Why at least one presidential debate needs to cover abortion this year
Abortion is legal. But that simple fact can’t stand on its own and protect America’s 60 million women of reproductive age when all kinds of laws, regulations, and damning cultural stigma and propaganda are relentlessly waging war on it. Whether or not any woman thinks she’s actually going to end up having one, her ability to make that choice and access the service embodies a fundamental human rights issue for half our nation’s population. Abortion rights must be discussed at the presidential debates: they affect everyone, the economy, and women’s ability to control their futures.
Throughout the primary season, abortion was seldom mentioned in both parties’ debates for a benign and understandable, but ultimately deeply flawed reason. The dialogue around abortion is flatly simplified into whether or not politicians are “pro-life” (more like “pro-force women to give birth,” but whatever) or “pro-choice,” and so we can just leave it there. It was widely held that there was no debate over abortion to be had at the primary debates because Democratic candidates are typically pro-choice and Republican candidates just aren’t.
Even at the Democratic primary debates, where both candidates identified strongly as pro-choice, moderators could have asked about their stances and plans regarding the Hyde amendment, which denies poor women their access to abortion by prohibiting federal funds for the service, to appease the religious values of others.
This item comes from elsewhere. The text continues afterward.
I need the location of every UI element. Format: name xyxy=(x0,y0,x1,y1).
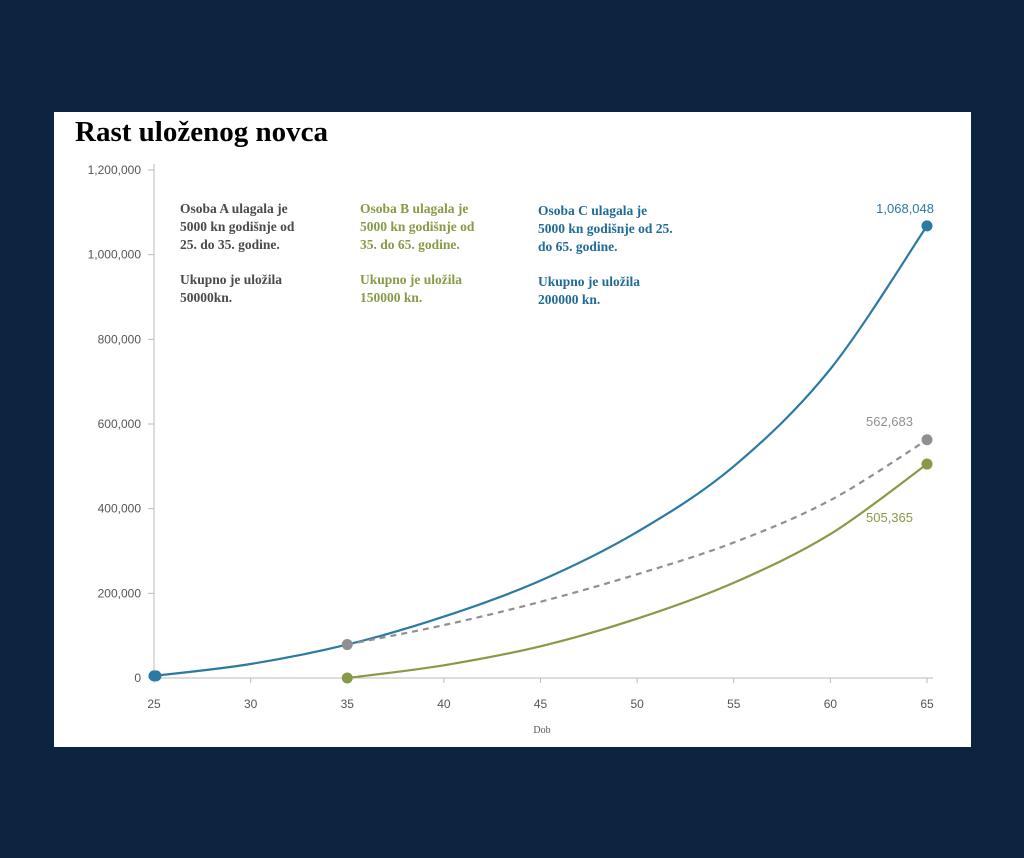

Further, how would they address TRAP laws shutting down clinics by pinning them with expensive, medically unnecessary requirements? Mandatory waiting periods and emotionally manipulative, factually inaccurate anti-choice counseling sessions? Twenty-week bans that undermine women’s right to abortion until fetal viability? Domestic terrorism attacks persecuting clinics, doctors, and women? How would they protect abortion rights through their Supreme Court justice appointments? And what about minors’ ability to access abortion without parental consent?
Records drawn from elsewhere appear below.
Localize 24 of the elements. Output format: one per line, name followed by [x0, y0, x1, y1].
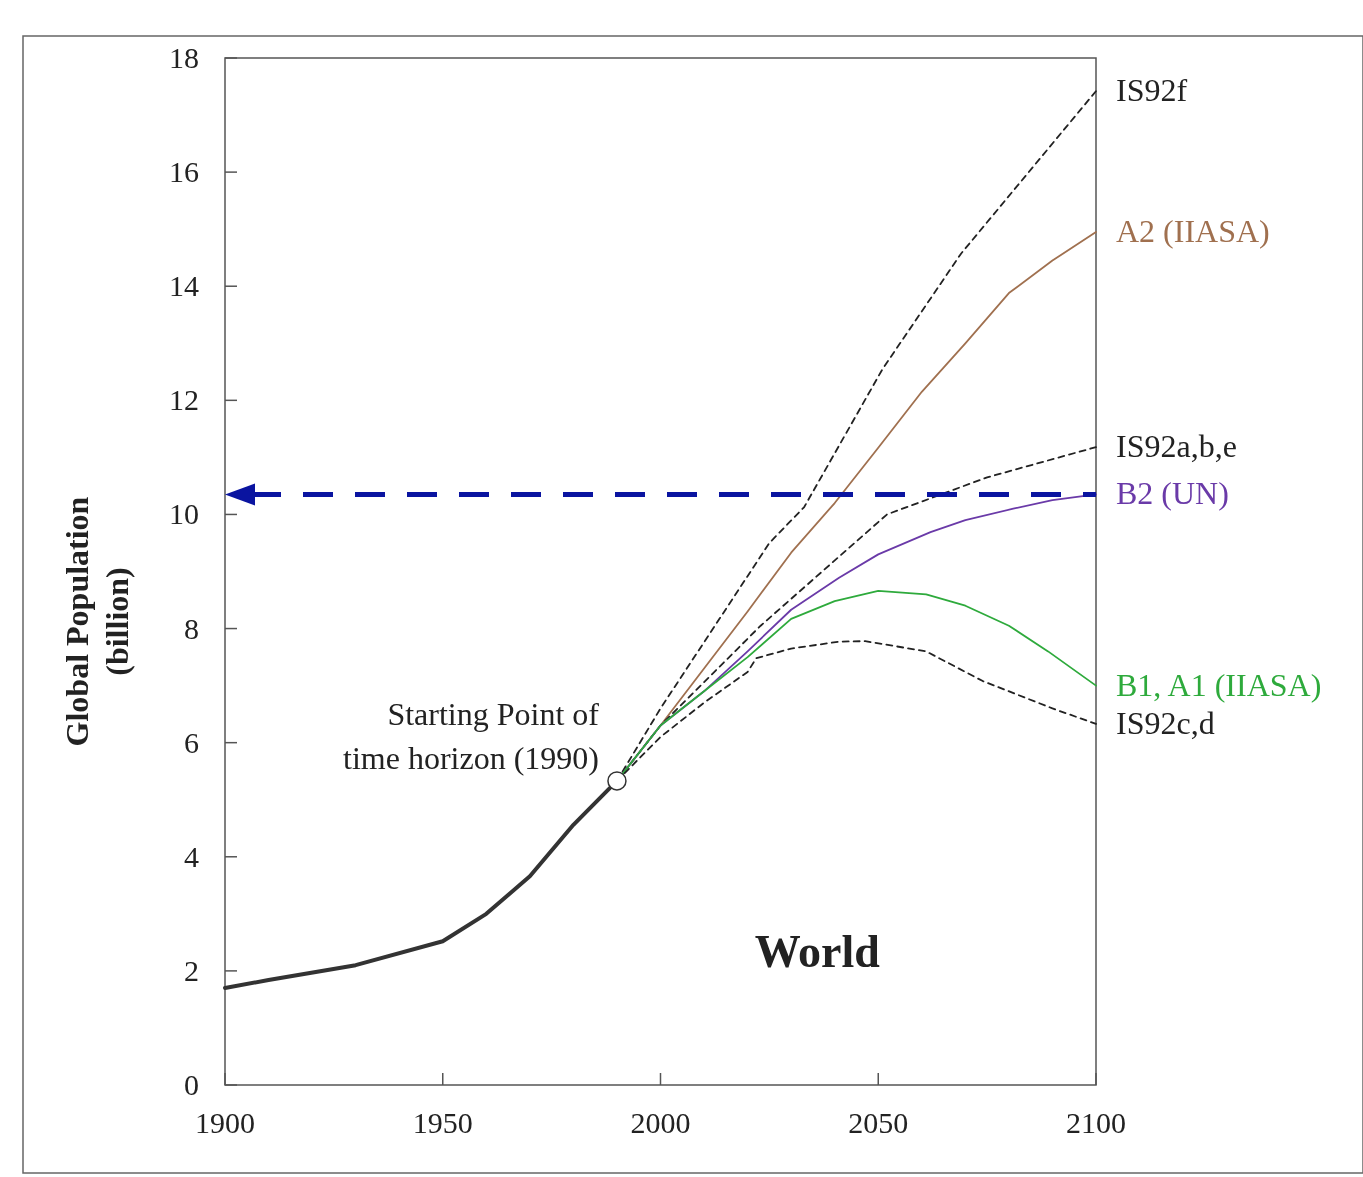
series-label: IS92f [1116, 72, 1188, 109]
y-tick-label: 8 [184, 611, 199, 645]
series-label: IS92a,b,e [1116, 428, 1237, 465]
y-axis-title: Global Population (billion) [59, 496, 135, 747]
y-tick-label: 6 [184, 725, 199, 759]
x-tick-label: 2050 [848, 1106, 909, 1139]
x-tick-label: 1950 [412, 1106, 473, 1139]
y-tick-label: 12 [169, 383, 199, 417]
series-label: A2 (IIASA) [1116, 213, 1270, 250]
y-tick-label: 18 [169, 41, 199, 74]
y-tick-label: 16 [169, 155, 199, 189]
annotation: Starting Point of time horizon (1990) [343, 695, 600, 776]
x-tick-label: 2000 [630, 1106, 691, 1139]
x-tick-label: 2100 [1066, 1106, 1126, 1139]
series-label: B2 (UN) [1116, 475, 1229, 512]
annotation: World [754, 925, 881, 977]
y-tick-label: 4 [184, 839, 199, 873]
series-label: B1, A1 (IIASA) [1116, 666, 1322, 703]
y-tick-label: 14 [169, 269, 199, 303]
y-tick-label: 10 [169, 497, 199, 531]
y-tick-label: 2 [184, 953, 199, 987]
series-label: IS92c,d [1116, 704, 1215, 741]
y-tick-label: 0 [184, 1068, 199, 1101]
x-tick-label: 1900 [195, 1106, 255, 1139]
It’s no longer the 1970s: the abortion debate is so much more complicated than whether or not the procedure is right or wrong, although, unfortunately, plenty of people are still having that conversation.
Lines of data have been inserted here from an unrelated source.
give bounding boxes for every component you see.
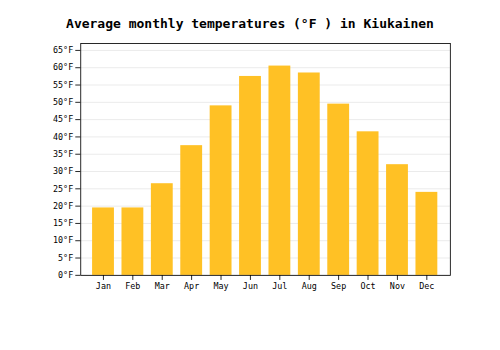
svg-text:30°F: 30°F <box>53 166 73 176</box>
svg-text:10°F: 10°F <box>53 235 73 245</box>
svg-text:Jun: Jun <box>243 281 258 291</box>
html-text:Average monthly temperatures (: Average monthly temperatures (°F ) in Ki… <box>66 16 434 31</box>
svg-text:40°F: 40°F <box>53 132 73 142</box>
svg-text:Jul: Jul <box>272 281 287 291</box>
svg-text:Apr: Apr <box>184 281 199 291</box>
svg-text:Oct: Oct <box>360 281 375 291</box>
svg-text:50°F: 50°F <box>53 97 73 107</box>
svg-text:May: May <box>213 281 228 291</box>
svg-text:25°F: 25°F <box>53 184 73 194</box>
svg-text:60°F: 60°F <box>53 62 73 72</box>
svg-text:15°F: 15°F <box>53 218 73 228</box>
svg-text:Feb: Feb <box>125 281 140 291</box>
svg-text:Mar: Mar <box>155 281 170 291</box>
svg-text:Aug: Aug <box>302 281 317 291</box>
svg-text:Nov: Nov <box>390 281 405 291</box>
svg-text:55°F: 55°F <box>53 80 73 90</box>
svg-text:Dec: Dec <box>419 281 434 291</box>
svg-text:35°F: 35°F <box>53 149 73 159</box>
svg-text:45°F: 45°F <box>53 114 73 124</box>
svg-text:20°F: 20°F <box>53 201 73 211</box>
svg-text:Jan: Jan <box>96 281 111 291</box>
svg-text:Sep: Sep <box>331 281 346 291</box>
svg-text:65°F: 65°F <box>53 45 73 55</box>
svg-text:0°F: 0°F <box>58 270 73 280</box>
svg-text:5°F: 5°F <box>58 253 73 263</box>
It’s about making abortion rights more than a theory for women in all states and of all income brackets. It’s about not allowing religion to obfuscate a dialogue about human rights and science, giving women the means to pursue their ambitions and shape their futures, and not reducing them to prisoners of their biology.
That being said, Monday’s presidential debate and the two debates to come in October aren’t the primary debates, and only one of the two candidates on stage supports a woman’s right to choose. Where Hillary Clinton is the most vocal opponent of the Hyde amendment in recent history and Planned Parenthood and NARAL Pro-Choice America’s pick for president, Republican nominee Donald Trump has toyed with the idea of punishing women for getting abortions (aka throwing it back to the early 1900s). Where Clinton is determined to appoint SCOTUS justices supportive of reproductive rights, Trump has been vocal about his plans to do the opposite.
Just because we know how different their stances on abortion are, that doesn’t mean we end the debate there. It’s important for voters — especially staunch, most likely white male Bernie-or-Bust’ers — who think there exist no differences between Trump and Clinton huge enough to keep them from voting for a third party to understand just how different women’s standards of living would be under Trump as opposed to Clinton.
The issue of abortion in America is not resolved. Roe v. Wade was the start, not the conclusion to the debate about this most fundamental women’s right. Assuming the fight is over, shrugging it off, and not holding our potential political leaders to answer for this critical issue would be a huge mistake and only further set back the poor and marginalized women who still don’t have access to abortion.